Methods and materials: Eligible participants (≥18 years old with 1-3 oligometastases, the Eastern Cooperative Oncology Group score 0-2) were randomly assigned (1:1) to receive chemo-SABR or SABR alone. Salvage treatments were left to the physician's appreciation. The standard therapy was considered to be systemic therapy and SABR (chemo-SABR; EXTREME regimen [5 fluorouracil/platinum/cetuximab]). The primary endpoint was 1-year (±3 months) overall survival rate without definitive deterioration (ie, without subsequent better QoL score) of the global European Organisation for Research and Treatment of Cancer QoL Questionnaire-Core30 score.
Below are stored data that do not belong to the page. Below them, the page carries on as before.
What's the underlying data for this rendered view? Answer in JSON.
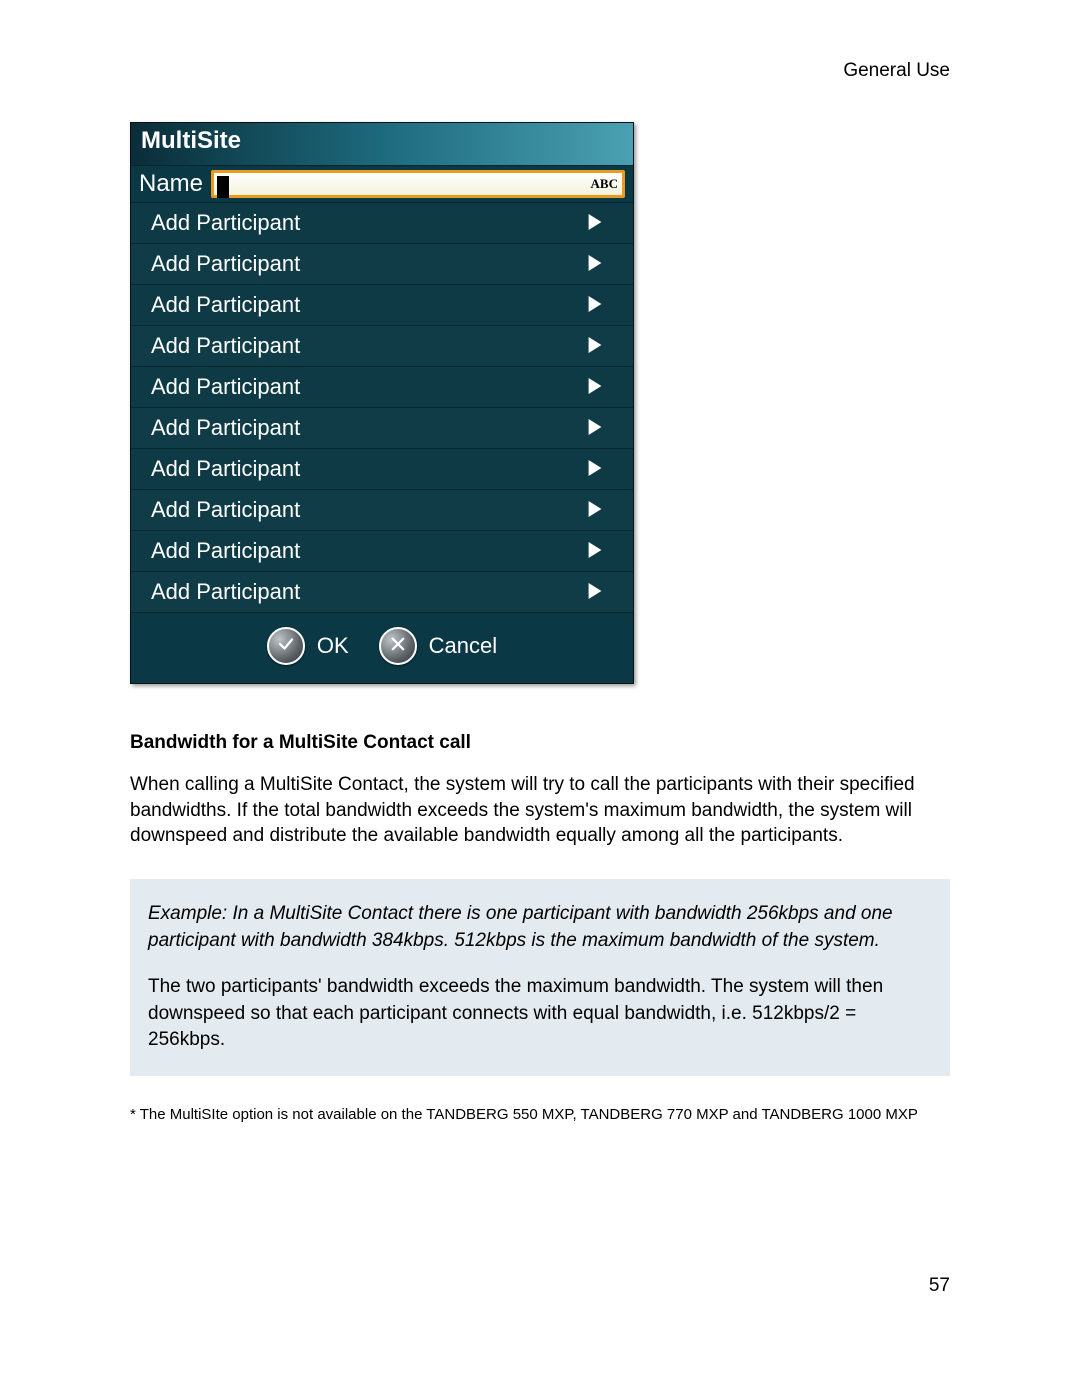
{
  "header": {
    "section": "General Use"
  },
  "panel": {
    "title": "MultiSite",
    "name_label": "Name",
    "abc_indicator": "ABC",
    "participants": [
      "Add Participant",
      "Add Participant",
      "Add Participant",
      "Add Participant",
      "Add Participant",
      "Add Participant",
      "Add Participant",
      "Add Participant",
      "Add Participant",
      "Add Participant"
    ],
    "ok_label": "OK",
    "cancel_label": "Cancel"
  },
  "content": {
    "heading": "Bandwidth for a MultiSite Contact call",
    "paragraph1": "When calling a MultiSite Contact, the system will try to call the participants with their specified bandwidths. If the total bandwidth exceeds the system's maximum bandwidth, the system will downspeed and distribute the available bandwidth equally among all the participants.",
    "example_intro": "Example:  In a MultiSite Contact there is one participant with bandwidth 256kbps and one participant with bandwidth 384kbps. 512kbps is the maximum bandwidth of the system.",
    "example_body": "The two participants' bandwidth exceeds the maximum bandwidth. The system will then downspeed so that each participant connects with equal bandwidth, i.e. 512kbps/2 = 256kbps.",
    "footnote": "* The MultiSIte option is not available on the TANDBERG 550 MXP, TANDBERG 770 MXP and TANDBERG 1000 MXP"
  },
  "page_number": "57"
}
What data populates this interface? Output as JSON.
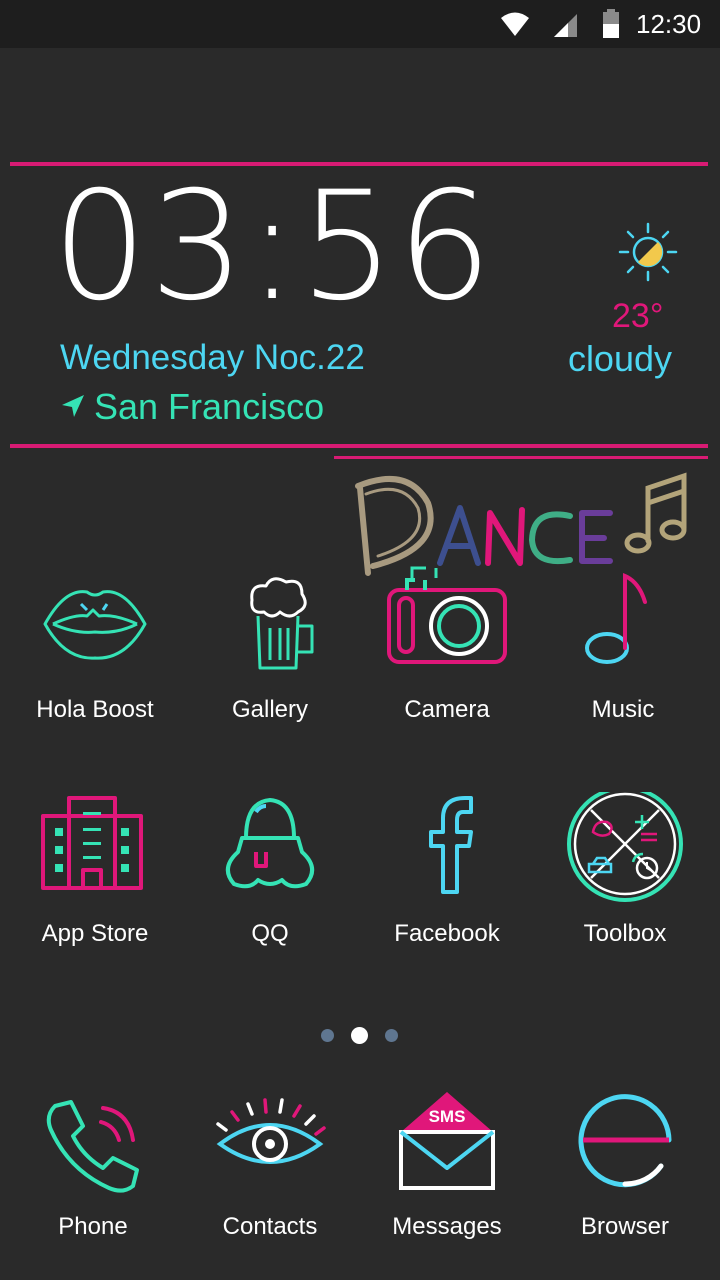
{
  "status_bar": {
    "time": "12:30",
    "icons": [
      "wifi-icon",
      "cell-signal-icon",
      "battery-icon"
    ]
  },
  "clock_widget": {
    "time": "03:56",
    "date": "Wednesday Noc.22",
    "location": "San Francisco",
    "temperature": "23°",
    "condition": "cloudy",
    "weather_icon": "partly-cloudy-sun-icon",
    "sticker_text": "DANCE"
  },
  "apps": [
    {
      "label": "Hola Boost",
      "icon": "lips-icon"
    },
    {
      "label": "Gallery",
      "icon": "beer-mug-icon"
    },
    {
      "label": "Camera",
      "icon": "camera-icon"
    },
    {
      "label": "Music",
      "icon": "music-note-icon"
    },
    {
      "label": "App Store",
      "icon": "building-icon"
    },
    {
      "label": "QQ",
      "icon": "penguin-icon"
    },
    {
      "label": "Facebook",
      "icon": "facebook-icon"
    },
    {
      "label": "Toolbox",
      "icon": "toolbox-clock-icon"
    }
  ],
  "pager": {
    "pages": 3,
    "current": 2
  },
  "dock": [
    {
      "label": "Phone",
      "icon": "phone-icon"
    },
    {
      "label": "Contacts",
      "icon": "eye-icon"
    },
    {
      "label": "Messages",
      "icon": "sms-envelope-icon",
      "badge": "SMS"
    },
    {
      "label": "Browser",
      "icon": "browser-e-icon"
    }
  ],
  "colors": {
    "background": "#2a2a2a",
    "pink": "#d81b74",
    "cyan": "#4dd6f2",
    "mint": "#35e3b5"
  }
}
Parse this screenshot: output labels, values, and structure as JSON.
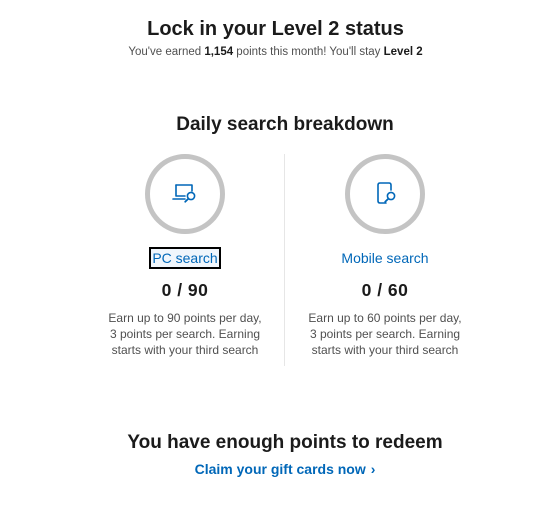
{
  "status": {
    "title": "Lock in your Level 2 status",
    "sub_prefix": "You've earned ",
    "points": "1,154",
    "sub_middle": " points this month! You'll stay ",
    "level": "Level 2"
  },
  "breakdown": {
    "title": "Daily search breakdown",
    "pc": {
      "label": "PC search",
      "count": "0 / 90",
      "progress": 0,
      "desc_lines": [
        "Earn up to 90 points per day,",
        "3 points per search. Earning",
        "starts with your third search"
      ]
    },
    "mobile": {
      "label": "Mobile search",
      "count": "0 / 60",
      "progress": 0,
      "desc_lines": [
        "Earn up to 60 points per day,",
        "3 points per search. Earning",
        "starts with your third search"
      ]
    }
  },
  "redeem": {
    "title": "You have enough points to redeem",
    "link": "Claim your gift cards now",
    "chevron": "›"
  },
  "colors": {
    "accent": "#0067b8",
    "ring": "#c4c4c4",
    "text": "#1b1b1b",
    "muted": "#505050"
  },
  "icons": {
    "pc": "laptop-search-icon",
    "mobile": "phone-search-icon"
  }
}
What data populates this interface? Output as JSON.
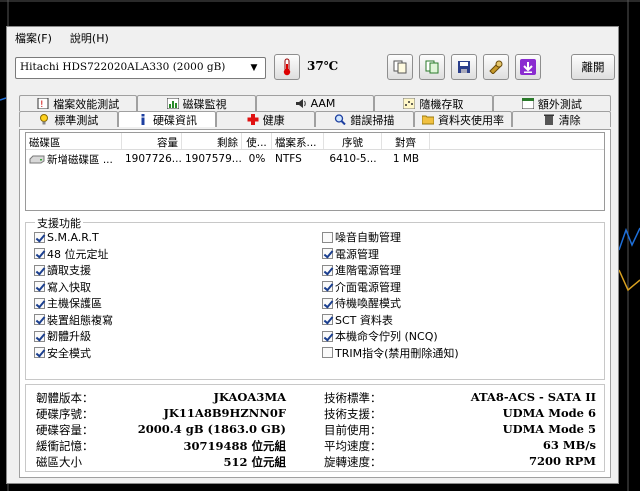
{
  "menu": {
    "file": "檔案(F)",
    "help": "說明(H)"
  },
  "toolbar": {
    "drive": "Hitachi HDS722020ALA330 (2000 gB)",
    "temperature": "37℃",
    "exit_label": "離開"
  },
  "tabs": {
    "row1": [
      "檔案效能測試",
      "磁碟監視",
      "AAM",
      "隨機存取",
      "額外測試"
    ],
    "row2": [
      "標準測試",
      "硬碟資訊",
      "健康",
      "錯誤掃描",
      "資料夾使用率",
      "清除"
    ],
    "active": "硬碟資訊"
  },
  "partitions": {
    "headers": [
      "磁碟區",
      "容量",
      "剩餘",
      "使...",
      "檔案系...",
      "序號",
      "對齊"
    ],
    "rows": [
      [
        "新增磁碟區 ...",
        "1907726...",
        "1907579...",
        "0%",
        "NTFS",
        "6410-5...",
        "1 MB"
      ]
    ]
  },
  "features": {
    "title": "支援功能",
    "left": [
      {
        "label": "S.M.A.R.T",
        "checked": true
      },
      {
        "label": "48 位元定址",
        "checked": true
      },
      {
        "label": "讀取支援",
        "checked": true
      },
      {
        "label": "寫入快取",
        "checked": true
      },
      {
        "label": "主機保護區",
        "checked": true
      },
      {
        "label": "裝置組態複寫",
        "checked": true
      },
      {
        "label": "韌體升級",
        "checked": true
      },
      {
        "label": "安全模式",
        "checked": true
      }
    ],
    "right": [
      {
        "label": "噪音自動管理",
        "checked": false
      },
      {
        "label": "電源管理",
        "checked": true
      },
      {
        "label": "進階電源管理",
        "checked": true
      },
      {
        "label": "介面電源管理",
        "checked": true
      },
      {
        "label": "待機喚醒模式",
        "checked": true
      },
      {
        "label": "SCT 資料表",
        "checked": true
      },
      {
        "label": "本機命令佇列 (NCQ)",
        "checked": true
      },
      {
        "label": "TRIM指令(禁用刪除通知)",
        "checked": false
      }
    ]
  },
  "info": {
    "left": [
      {
        "label": "韌體版本：",
        "value": "JKAOA3MA"
      },
      {
        "label": "硬碟序號：",
        "value": "JK11A8B9HZNN0F"
      },
      {
        "label": "硬碟容量：",
        "value": "2000.4 gB (1863.0 GB)"
      },
      {
        "label": "緩衝記憶：",
        "value": "30719488 位元組"
      },
      {
        "label": "磁區大小",
        "value": "512 位元組"
      }
    ],
    "right": [
      {
        "label": "技術標準：",
        "value": "ATA8-ACS - SATA II"
      },
      {
        "label": "技術支援：",
        "value": "UDMA Mode 6"
      },
      {
        "label": "目前使用：",
        "value": "UDMA Mode 5"
      },
      {
        "label": "平均速度：",
        "value": "63 MB/s"
      },
      {
        "label": "旋轉速度：",
        "value": "7200 RPM"
      }
    ]
  }
}
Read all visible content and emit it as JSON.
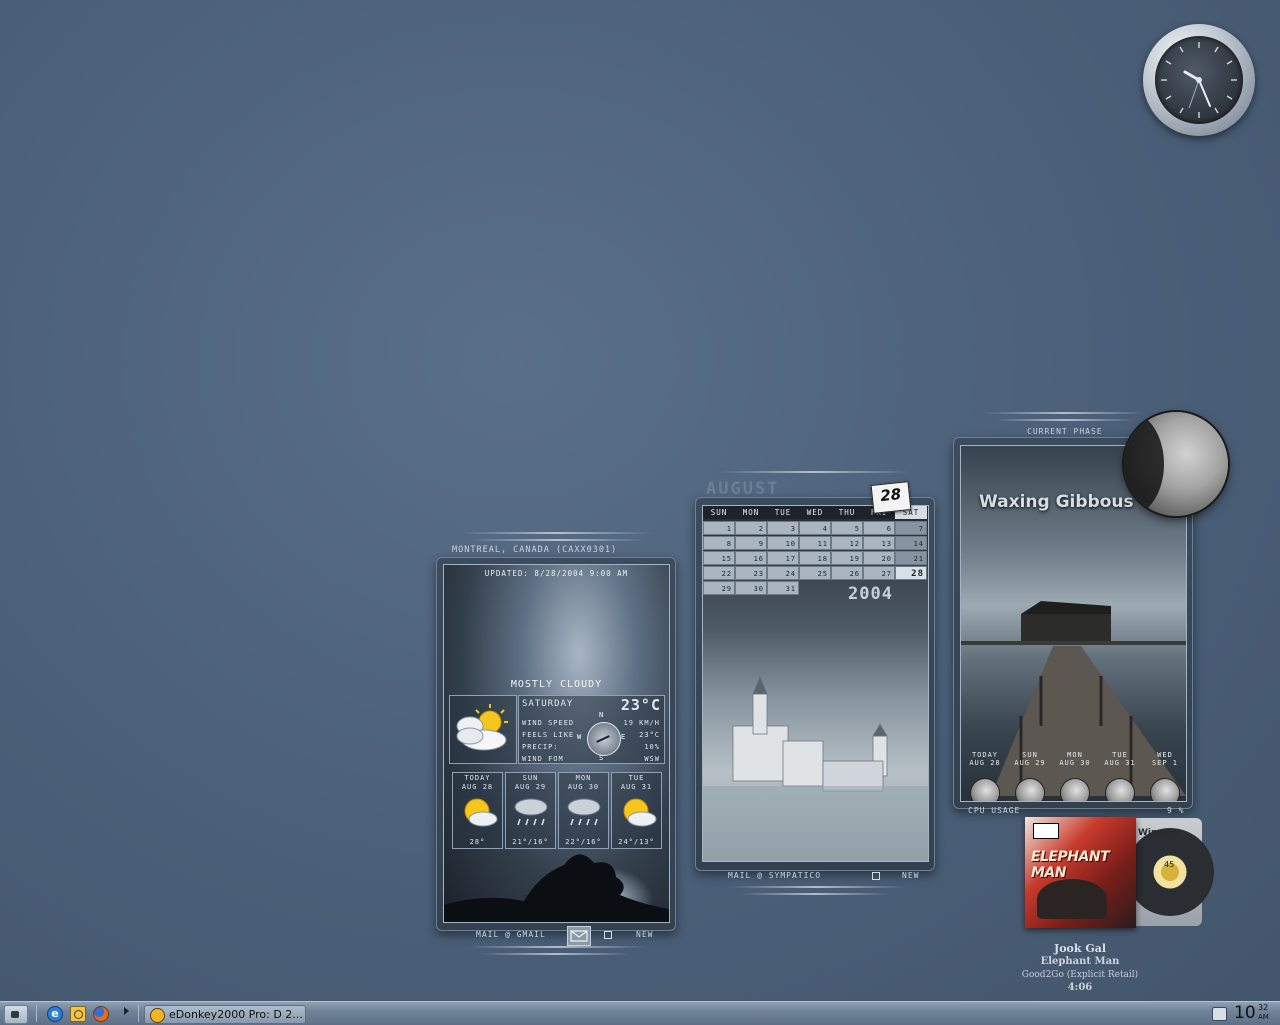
{
  "weather": {
    "location": "MONTREAL, CANADA (CAXX0301)",
    "updated": "UPDATED: 8/28/2004 9:00 AM",
    "condition": "MOSTLY CLOUDY",
    "day": "SATURDAY",
    "temp": "23°C",
    "labels": {
      "wind_speed": "WIND SPEED",
      "feels_like": "FEELS LIKE",
      "precip": "PRECIP:",
      "wind_from": "WIND FOM"
    },
    "values": {
      "wind_speed": "19 KM/H",
      "feels_like": "23°C",
      "precip": "10%",
      "wind_from": "WSW"
    },
    "compass": {
      "n": "N",
      "s": "S",
      "e": "E",
      "w": "W"
    },
    "forecast": [
      {
        "day": "TODAY",
        "date": "AUG 28",
        "temps": "28°",
        "icon": "sun-cloud-icon"
      },
      {
        "day": "SUN",
        "date": "AUG 29",
        "temps": "21°/16°",
        "icon": "rain-icon"
      },
      {
        "day": "MON",
        "date": "AUG 30",
        "temps": "22°/16°",
        "icon": "rain-icon"
      },
      {
        "day": "TUE",
        "date": "AUG 31",
        "temps": "24°/13°",
        "icon": "sun-cloud-icon"
      }
    ],
    "footer": {
      "mail": "MAIL @ GMAIL",
      "new": "NEW"
    }
  },
  "calendar": {
    "month": "AUGUST",
    "year": "2004",
    "today_badge": "28",
    "weekdays": [
      "SUN",
      "MON",
      "TUE",
      "WED",
      "THU",
      "FRI",
      "SAT"
    ],
    "days": [
      "1",
      "2",
      "3",
      "4",
      "5",
      "6",
      "7",
      "8",
      "9",
      "10",
      "11",
      "12",
      "13",
      "14",
      "15",
      "16",
      "17",
      "18",
      "19",
      "20",
      "21",
      "22",
      "23",
      "24",
      "25",
      "26",
      "27",
      "28",
      "29",
      "30",
      "31"
    ],
    "footer": {
      "mail": "MAIL @ SYMPATICO",
      "new": "NEW"
    }
  },
  "moon": {
    "header": "CURRENT PHASE",
    "phase": "Waxing Gibbous",
    "forecast": [
      {
        "day": "TODAY",
        "date": "AUG 28"
      },
      {
        "day": "SUN",
        "date": "AUG 29"
      },
      {
        "day": "MON",
        "date": "AUG 30"
      },
      {
        "day": "TUE",
        "date": "AUG 31"
      },
      {
        "day": "WED",
        "date": "SEP 1"
      }
    ],
    "cpu_label": "CPU USAGE",
    "cpu_value": "9 %"
  },
  "music": {
    "album_art_text": "ELEPHANT MAN",
    "player_label": "Winamp",
    "disc_label": "45",
    "track": "Jook Gal",
    "artist": "Elephant Man",
    "album": "Good2Go (Explicit Retail)",
    "duration": "4:06"
  },
  "taskbar": {
    "task_label": "eDonkey2000 Pro: D 2...",
    "clock_hour": "10",
    "clock_min": "32",
    "clock_ampm": "AM"
  }
}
Results: Between September 2015 and October 2022, 69 participants were assigned to receive chemo-SABR (N = 35) or SABR alone (N = 34); 57 had lung-only metastases (82.6%), and 40 had isolated metastasis (58.0%). The median baseline QoL score was 66.7 (IQR, [50.0-83.3]). The median follow-up was 55.3 months (95% CI, 45.0-69.7). Of participants (N = 59) evaluable for the primary endpoint, 16 of 29 (55.2%, 90% CI, 0.38-0.71) and 16 of 30 (53.3%, 90% CI, 0.37-0.69) were alive and free of QoL deterioration at 1 year in the SABR-alone and chemo-SABR arms. However, QoL deterioration was deeper with chemo-SABR (50.0; IQR, [41.7-66.7]) than with SABR alone (16.7; IQR, [16.7-41.7]). In intent-to-treat analysis (N = 69), median survival was 42.3 months (95% CI, 26.5-not reached) with chemo-SABR and 41.1 months (95% CI, 32.1-66.9) with SABR alone; median progression-free survival was 12.9 (95% CI, 7.5-17.3) and 7.4 months (95% CI, 4.2-15.6) in the chemo-SABR and SABR alone arms, respectively. Rates of severe treatment-related toxicities were 21 of 35 (60.0%) with chemo-SABR and 3 of 34 (8.8%, no grade 5) with SABR alone.
Conclusions: Using SABR alone, the omission of upfront EXTREME-based chemotherapy and maintenance cetuximab in oligometastatic patients with HNSCC resulted in similar survival but much less severe QoL deterioration and fewer toxicity rates. SABR alone could be a reasonable alternative in oligometastatic patients with HNSCC.